Он уже стоял на коленях посреди голого зала, избитый, со сломанными рёбрами, и сквозь плывущую боль слушал, как растёт в нём жар, и впервые понимал его не как уродство и не как опасность, а как-то, что пришло на зов, — пришло защитить, как приходило однажды в детстве за Тёрна. Чджа сказал: дорасти до того, чтоб выпустить его, когда сам выберешь, и там, где это тебя не погубит. Здесь его не погубит — здесь нет ни записи, ни свидетелей, ни кураторов, только восемь отморозков, которые пришли его калечить, и темнота, в которой он видит лучше зрячих.

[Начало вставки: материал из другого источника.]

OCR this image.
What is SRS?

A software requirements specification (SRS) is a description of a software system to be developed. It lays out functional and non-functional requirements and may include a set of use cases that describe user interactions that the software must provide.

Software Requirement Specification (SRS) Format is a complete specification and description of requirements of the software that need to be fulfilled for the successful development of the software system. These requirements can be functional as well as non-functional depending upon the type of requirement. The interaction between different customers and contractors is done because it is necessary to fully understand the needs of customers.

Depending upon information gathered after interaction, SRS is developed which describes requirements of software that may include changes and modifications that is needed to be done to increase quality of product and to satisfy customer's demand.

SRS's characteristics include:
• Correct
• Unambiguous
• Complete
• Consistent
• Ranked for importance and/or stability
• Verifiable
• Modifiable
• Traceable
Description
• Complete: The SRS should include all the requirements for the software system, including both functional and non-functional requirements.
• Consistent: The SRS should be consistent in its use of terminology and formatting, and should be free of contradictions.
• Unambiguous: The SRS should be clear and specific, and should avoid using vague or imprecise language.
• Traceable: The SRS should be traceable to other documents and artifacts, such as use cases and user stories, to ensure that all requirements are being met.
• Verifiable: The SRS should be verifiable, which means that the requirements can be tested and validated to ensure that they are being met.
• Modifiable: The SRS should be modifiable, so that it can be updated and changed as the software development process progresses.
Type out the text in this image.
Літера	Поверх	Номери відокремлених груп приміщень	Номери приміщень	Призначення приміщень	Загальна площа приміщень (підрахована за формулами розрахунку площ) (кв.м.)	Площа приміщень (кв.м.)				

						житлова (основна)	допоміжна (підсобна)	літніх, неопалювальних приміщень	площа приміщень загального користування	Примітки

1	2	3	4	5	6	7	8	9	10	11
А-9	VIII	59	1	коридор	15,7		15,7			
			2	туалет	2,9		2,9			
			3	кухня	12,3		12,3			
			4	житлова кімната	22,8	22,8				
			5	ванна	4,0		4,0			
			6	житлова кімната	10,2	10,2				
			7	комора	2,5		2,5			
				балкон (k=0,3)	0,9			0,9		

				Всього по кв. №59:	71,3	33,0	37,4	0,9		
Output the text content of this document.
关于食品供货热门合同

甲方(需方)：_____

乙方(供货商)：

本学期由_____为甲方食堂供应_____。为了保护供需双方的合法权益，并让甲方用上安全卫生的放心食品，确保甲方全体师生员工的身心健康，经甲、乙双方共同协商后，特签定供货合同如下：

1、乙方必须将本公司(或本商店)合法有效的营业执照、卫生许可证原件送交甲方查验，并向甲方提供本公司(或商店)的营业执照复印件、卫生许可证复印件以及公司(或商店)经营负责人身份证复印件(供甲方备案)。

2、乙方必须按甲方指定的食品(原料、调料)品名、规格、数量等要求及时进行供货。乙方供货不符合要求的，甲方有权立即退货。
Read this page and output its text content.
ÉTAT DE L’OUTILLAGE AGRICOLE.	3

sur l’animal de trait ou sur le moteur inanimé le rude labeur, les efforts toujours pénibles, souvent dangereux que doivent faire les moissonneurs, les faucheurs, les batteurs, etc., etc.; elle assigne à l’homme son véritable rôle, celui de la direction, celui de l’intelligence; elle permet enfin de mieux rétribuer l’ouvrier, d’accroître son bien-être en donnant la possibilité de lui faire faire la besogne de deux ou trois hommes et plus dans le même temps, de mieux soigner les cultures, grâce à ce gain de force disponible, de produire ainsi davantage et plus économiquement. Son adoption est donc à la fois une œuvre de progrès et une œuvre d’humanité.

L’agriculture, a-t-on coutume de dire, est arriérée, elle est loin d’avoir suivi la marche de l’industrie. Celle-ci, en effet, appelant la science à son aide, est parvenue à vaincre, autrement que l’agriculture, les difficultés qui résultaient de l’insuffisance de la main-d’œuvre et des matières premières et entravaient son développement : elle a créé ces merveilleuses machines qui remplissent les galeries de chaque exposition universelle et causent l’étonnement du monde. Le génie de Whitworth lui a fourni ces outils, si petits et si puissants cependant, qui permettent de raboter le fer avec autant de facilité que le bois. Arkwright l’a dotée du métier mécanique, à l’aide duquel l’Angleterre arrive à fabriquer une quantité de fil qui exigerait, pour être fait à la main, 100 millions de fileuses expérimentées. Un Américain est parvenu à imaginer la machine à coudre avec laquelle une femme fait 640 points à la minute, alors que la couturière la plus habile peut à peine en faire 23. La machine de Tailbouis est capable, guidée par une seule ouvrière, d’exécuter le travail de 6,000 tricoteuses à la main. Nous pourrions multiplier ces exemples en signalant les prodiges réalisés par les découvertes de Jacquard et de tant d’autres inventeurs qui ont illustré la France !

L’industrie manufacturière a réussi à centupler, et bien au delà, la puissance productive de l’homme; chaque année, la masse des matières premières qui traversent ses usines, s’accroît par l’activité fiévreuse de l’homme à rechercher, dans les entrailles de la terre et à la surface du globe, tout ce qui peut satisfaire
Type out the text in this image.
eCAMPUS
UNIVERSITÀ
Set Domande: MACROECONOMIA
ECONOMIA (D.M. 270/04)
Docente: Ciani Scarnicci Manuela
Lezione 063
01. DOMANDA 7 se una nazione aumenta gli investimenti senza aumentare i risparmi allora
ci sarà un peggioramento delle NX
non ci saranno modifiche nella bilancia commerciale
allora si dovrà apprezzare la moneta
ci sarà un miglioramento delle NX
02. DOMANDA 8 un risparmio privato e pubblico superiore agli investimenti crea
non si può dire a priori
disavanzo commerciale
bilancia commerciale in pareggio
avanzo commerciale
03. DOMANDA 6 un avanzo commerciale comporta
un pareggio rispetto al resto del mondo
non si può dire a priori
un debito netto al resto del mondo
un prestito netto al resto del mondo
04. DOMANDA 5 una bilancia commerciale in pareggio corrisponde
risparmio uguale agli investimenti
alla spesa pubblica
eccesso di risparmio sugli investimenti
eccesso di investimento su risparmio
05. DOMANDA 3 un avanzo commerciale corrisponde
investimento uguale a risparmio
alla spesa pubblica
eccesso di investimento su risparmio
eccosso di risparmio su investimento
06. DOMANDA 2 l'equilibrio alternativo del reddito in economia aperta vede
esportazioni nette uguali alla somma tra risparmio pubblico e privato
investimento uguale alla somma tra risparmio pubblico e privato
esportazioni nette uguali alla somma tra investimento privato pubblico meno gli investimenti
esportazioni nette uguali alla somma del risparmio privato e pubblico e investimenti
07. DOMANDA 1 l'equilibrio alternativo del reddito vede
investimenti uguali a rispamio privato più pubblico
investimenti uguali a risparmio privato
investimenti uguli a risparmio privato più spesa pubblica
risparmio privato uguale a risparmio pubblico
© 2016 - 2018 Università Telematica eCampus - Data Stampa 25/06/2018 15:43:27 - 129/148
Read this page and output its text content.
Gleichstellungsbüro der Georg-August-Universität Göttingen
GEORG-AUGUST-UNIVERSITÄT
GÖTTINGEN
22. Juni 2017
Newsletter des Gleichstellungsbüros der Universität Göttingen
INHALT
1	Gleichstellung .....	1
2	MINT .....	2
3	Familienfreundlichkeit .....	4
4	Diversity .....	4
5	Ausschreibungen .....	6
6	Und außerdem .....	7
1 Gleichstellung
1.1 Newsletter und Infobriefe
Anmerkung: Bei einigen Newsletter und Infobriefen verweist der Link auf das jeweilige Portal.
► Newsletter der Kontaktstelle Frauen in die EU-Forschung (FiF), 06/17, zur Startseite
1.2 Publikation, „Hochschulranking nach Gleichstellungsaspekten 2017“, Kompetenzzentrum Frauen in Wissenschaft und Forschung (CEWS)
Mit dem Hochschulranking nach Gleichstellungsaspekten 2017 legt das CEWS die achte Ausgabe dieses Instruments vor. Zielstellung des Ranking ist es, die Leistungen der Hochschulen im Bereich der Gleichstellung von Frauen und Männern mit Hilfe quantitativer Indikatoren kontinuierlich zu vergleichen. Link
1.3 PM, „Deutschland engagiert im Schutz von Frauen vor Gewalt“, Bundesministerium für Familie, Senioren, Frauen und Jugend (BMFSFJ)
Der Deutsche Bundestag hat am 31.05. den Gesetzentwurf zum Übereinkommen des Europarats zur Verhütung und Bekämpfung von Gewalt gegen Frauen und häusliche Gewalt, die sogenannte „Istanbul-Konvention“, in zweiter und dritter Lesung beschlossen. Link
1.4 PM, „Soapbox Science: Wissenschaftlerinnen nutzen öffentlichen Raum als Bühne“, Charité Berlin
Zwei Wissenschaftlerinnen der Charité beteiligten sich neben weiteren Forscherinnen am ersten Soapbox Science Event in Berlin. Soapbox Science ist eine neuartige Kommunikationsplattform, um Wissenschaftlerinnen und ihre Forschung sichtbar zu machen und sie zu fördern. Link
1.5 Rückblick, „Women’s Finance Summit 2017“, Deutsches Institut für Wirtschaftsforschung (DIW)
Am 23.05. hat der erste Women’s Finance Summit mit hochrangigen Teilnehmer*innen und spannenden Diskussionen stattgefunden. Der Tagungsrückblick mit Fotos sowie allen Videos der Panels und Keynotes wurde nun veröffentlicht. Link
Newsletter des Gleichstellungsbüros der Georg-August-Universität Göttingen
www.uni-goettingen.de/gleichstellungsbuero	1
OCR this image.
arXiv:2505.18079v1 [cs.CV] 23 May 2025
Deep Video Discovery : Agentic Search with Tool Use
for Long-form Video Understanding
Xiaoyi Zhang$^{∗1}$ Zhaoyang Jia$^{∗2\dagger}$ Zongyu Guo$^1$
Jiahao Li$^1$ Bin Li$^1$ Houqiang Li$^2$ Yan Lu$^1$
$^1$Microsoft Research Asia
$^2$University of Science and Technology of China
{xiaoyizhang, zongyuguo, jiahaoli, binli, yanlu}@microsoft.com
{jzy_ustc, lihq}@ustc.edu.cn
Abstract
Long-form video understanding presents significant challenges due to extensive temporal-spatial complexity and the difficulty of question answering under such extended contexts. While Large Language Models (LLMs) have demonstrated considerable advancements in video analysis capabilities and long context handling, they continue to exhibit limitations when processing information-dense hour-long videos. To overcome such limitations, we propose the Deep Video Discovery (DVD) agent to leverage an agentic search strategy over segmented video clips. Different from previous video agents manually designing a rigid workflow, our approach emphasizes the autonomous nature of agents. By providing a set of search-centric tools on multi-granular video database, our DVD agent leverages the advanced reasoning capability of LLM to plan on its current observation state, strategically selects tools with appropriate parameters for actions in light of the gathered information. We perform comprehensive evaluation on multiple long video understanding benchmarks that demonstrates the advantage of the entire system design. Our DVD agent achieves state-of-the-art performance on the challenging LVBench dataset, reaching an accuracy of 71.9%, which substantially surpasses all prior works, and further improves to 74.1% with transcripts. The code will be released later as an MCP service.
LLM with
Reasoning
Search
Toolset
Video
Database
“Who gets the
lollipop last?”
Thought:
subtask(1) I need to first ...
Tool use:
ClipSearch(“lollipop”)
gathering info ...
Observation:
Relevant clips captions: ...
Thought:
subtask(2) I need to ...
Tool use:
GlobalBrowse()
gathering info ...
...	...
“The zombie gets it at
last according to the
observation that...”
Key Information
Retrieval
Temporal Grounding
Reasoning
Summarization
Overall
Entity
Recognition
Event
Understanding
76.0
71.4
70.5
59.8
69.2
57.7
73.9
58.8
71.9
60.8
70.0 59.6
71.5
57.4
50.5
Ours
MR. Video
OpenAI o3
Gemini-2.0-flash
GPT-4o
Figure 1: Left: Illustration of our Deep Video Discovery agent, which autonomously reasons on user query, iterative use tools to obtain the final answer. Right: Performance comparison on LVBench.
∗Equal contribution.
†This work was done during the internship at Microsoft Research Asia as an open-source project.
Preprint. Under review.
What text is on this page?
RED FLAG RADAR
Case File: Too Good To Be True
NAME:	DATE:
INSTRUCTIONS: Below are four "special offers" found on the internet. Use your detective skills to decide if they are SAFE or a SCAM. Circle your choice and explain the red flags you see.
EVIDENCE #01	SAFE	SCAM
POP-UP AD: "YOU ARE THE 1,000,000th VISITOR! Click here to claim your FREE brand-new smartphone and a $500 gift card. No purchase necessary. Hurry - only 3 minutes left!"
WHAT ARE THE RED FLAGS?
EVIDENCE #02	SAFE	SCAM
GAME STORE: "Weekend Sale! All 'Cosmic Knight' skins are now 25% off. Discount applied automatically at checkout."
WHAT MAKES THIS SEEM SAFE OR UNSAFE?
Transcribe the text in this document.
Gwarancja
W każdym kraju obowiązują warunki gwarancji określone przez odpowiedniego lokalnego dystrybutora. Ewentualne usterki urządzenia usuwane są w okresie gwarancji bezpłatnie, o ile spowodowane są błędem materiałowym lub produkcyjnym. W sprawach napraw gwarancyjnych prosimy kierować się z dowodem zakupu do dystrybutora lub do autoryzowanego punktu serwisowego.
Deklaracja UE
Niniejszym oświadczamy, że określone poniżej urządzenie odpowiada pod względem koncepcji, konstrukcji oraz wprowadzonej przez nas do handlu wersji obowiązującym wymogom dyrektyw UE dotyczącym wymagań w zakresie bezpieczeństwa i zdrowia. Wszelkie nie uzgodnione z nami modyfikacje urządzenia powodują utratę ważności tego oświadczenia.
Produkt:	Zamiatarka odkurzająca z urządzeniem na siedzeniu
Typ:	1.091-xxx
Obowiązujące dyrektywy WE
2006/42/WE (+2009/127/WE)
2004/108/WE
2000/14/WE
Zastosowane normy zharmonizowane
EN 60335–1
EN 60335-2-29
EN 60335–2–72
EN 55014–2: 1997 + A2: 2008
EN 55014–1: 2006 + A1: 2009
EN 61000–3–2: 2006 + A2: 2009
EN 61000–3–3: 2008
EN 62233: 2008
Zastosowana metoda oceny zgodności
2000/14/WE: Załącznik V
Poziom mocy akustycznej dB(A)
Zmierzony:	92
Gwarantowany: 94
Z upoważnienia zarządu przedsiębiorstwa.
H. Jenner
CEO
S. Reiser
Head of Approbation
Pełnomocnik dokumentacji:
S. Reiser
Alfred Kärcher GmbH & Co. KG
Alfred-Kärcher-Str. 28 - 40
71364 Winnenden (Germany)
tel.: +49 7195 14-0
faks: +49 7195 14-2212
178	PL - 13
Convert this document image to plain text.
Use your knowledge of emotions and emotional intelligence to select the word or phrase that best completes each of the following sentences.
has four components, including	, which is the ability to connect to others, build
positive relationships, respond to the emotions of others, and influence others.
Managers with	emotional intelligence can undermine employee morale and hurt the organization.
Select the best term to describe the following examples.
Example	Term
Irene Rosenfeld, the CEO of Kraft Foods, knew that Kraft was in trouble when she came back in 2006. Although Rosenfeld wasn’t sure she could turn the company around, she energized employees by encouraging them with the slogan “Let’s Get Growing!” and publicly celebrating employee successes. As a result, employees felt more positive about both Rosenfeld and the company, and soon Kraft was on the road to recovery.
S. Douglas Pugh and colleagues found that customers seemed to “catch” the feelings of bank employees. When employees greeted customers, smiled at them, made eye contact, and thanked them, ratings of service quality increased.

В этот раз, сквозь боль, сквозь кровь, сквозь восемь пар рук, он впервые за всю жизнь подумал не «загнать назад», а другое, тихое и страшное: а что, если — отпустить?

Глава 15

«Сильнейший удар — тот, который ты мог нанести, но не нанёс».

Сомаэль Сэт, «Завещание Боли». 2423 г.

А что, если отпустить?

Мысль эта пришла к Сэту стоя на коленях, в крови и пыли, под перегоревшей лампой, и была она такой простой, такой давно назревшей, что он сам удивился, отчего не подумал об этом раньше, в умывальне Дома, когда Кувалда выбивал из него детство. Он всю жизнь держал, загонял внутрь слёзы, страх, огонь — сдерживался, прятал, потому что выпущенное делало его мишенью. Он сдерживался так долго, что забыл, как это — отпустить.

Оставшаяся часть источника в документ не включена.